Standing in the queue for the weigh-in at Weightwatchers is extremely boring. I have considered bringing a book or a paper but cowardice prevents me. My fellow flab fighters would, I’m sure, take a dim view of that sort of thing. So I fall back on the old favourite – people watching. And to make it more interesting I conducted a quick little observation survey. As I’ve said before a good few of the women who attend Weightwatchers aren’t particularly chunky. I wanted to prove that to myself. My sample consisted of the twenty women who were in the queue in front of me. I excluded the two men as I find it hard to gauge the fatness of men. This was my method: I rated women on a scale of 1-5 thus -
- Slim
- Curvy
- Chubby
- Overweight
- Fat
The total score was 55 making a mean of 2.75.
I didn’t work out their BMIs because I can’t even figure out my own and I certainly didn’t consider their waist to hip measurement.

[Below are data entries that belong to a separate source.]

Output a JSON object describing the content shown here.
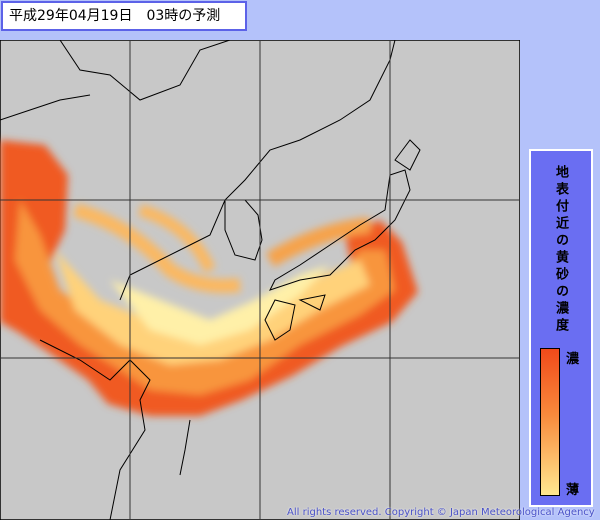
{
  "header": {
    "title": "平成29年04月19日　03時の予測"
  },
  "legend": {
    "title": "地表付近の黄砂の濃度",
    "high_label": "濃",
    "low_label": "薄"
  },
  "footer": {
    "copyright": "All rights reserved. Copyright © Japan Meteorological Agency"
  }
}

But even so, I drew the conclusion that people who attend Weightwatchers regularly certainly aren’t that fat. Which must mean it works.
This week I lost 6 lbs. That’s what laying off the booze and the heavy winter trousers does for you! Afterwards I raced off to Lidls as did the fierce looking woman with the pony tail. Since last week she had dyed her hair and dipped herself in Sadolin. She never cracked a smile and I avoided making eye contact.
This post has ben inspired by His Handsomeness.